You get the message, but what else do you get from the book? Well, I have to say that some of it was known to me, but a lot wasn't. The Telemark attacks in Norway was a story I'd come across before, and some of the morals of the Copenhagen meeting between Heisenberg and Bohr had of course crossed my path, but a lot was new to me. The core of the book is a ramshackle assault on the dregs of the Nazi nuclear programme by an American team, working very much in the way of the Monuments Men, and it's their story, with the similarity to the Hollywood-baiting heroics of their counterparts, that needs to come to the fore. When the Nazis left Paris is was deemed vital for the French that it be them and not the Yanks to be seen as liberating forces – but no, the first Allies into the city were a pair of Jeeps hastening past sniper fire and lying-in-wait tanks to get to the nuclear secrets and those who'd discovered them.

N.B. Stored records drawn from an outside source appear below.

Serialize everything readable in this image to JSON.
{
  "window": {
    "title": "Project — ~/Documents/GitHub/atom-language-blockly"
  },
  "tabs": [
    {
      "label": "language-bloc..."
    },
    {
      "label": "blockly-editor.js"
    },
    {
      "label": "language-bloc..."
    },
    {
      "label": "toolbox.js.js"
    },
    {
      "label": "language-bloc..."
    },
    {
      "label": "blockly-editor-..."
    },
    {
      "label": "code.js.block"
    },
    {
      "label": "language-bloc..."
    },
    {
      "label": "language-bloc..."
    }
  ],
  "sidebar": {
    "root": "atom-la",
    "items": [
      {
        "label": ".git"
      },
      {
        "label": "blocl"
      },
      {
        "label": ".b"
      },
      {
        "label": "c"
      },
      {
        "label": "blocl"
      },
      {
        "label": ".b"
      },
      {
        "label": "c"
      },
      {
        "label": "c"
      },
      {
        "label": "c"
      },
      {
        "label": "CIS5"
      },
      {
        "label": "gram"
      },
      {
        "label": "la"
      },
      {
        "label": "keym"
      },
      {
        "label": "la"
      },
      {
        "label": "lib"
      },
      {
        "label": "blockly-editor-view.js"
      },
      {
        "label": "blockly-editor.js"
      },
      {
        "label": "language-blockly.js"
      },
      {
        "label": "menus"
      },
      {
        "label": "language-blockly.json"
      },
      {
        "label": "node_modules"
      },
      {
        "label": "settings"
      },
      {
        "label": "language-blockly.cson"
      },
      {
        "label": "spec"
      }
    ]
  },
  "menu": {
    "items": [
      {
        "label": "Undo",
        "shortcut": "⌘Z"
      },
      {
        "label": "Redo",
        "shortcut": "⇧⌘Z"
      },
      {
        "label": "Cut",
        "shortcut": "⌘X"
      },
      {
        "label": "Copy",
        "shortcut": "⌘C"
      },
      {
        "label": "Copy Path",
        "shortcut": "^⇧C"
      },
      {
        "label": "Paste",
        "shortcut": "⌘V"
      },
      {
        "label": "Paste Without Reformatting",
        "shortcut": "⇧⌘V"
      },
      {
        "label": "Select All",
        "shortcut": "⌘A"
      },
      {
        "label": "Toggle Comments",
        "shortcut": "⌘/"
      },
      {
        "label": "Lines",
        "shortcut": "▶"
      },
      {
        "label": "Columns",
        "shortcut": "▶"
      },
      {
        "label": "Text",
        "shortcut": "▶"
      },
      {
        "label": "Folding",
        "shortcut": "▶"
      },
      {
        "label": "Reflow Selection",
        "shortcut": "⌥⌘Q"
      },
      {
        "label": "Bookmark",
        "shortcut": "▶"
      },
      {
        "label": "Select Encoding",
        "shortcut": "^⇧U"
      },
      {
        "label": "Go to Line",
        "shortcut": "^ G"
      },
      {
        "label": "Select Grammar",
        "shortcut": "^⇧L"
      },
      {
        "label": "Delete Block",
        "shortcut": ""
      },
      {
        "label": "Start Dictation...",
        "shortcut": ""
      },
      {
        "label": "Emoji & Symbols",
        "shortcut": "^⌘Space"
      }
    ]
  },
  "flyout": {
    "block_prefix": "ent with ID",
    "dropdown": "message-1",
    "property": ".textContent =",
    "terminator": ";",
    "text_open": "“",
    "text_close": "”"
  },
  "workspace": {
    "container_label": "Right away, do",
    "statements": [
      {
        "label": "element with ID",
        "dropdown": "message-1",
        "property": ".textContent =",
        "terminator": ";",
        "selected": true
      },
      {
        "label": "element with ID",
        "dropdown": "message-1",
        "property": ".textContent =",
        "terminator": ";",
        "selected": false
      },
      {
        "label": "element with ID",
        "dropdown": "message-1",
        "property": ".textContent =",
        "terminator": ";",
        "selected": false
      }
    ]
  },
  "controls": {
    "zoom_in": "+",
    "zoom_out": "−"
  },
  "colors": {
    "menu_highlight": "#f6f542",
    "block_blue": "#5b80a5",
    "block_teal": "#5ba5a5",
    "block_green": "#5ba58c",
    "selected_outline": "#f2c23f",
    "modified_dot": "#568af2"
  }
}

That's what I wanted from this book, alongside the secondary story that was also new to me, of the scientists living in a heavily-bugged country pile in Cambridgeshire, having been dragged there in some attempt to mimic that effort that got all the rocket scientists to the US ready for the Apollo landings. It's partly their knowledge that has placed them in world history, but also their location together when the Enola Gay dropped the first A-bomb, and they were forced to just talk as a response. But that's the other key issue I have to have with this book. It's the work of great research – the detail proves that to me in every chapter – but it's half the story. The debate still runs, including doubt over how much the Germans had worked out, and how talented (or willing) they would have been given the right resources to do what their paymasters expected of them. But this book NEVER factors in the 'other' side. Key Nazi papers were fetched out of a flipping cess pit, but we don't learn what was in them. So this isn't the story of the path to Hitler's A-Bomb, just the story told by the winners. The very definition of history, then – but a history of a brilliant story, told with a welter of forensic detail the man on the stereotypical bus just doesn't need. There's a brilliant tale to be told, but not in this fashion. And I include in that the numerous typos – it's galling to see people dishonoured with the made-up name Ravensbrook.
Just as I found flashes of brilliant interest in these pages, so the presentation is uneven. Several chapters have a very wonky time-line, as the author's journalist past tells him to start a chapter with a key, visual punch, before back-tracking into the stodge of detail from his copious notes. So three and a half stars, then – but that's not actually a lot when you consider a lot of what I enjoyed was the actual true-to-life story, and not the telling. I must still thank the publishers for my review copy.
Serving the Reich: The Struggle for the Soul of Physics under Hitler by Philip Ball is also academic, but brings to life the events concerning the Nazi protagonists in much better ways.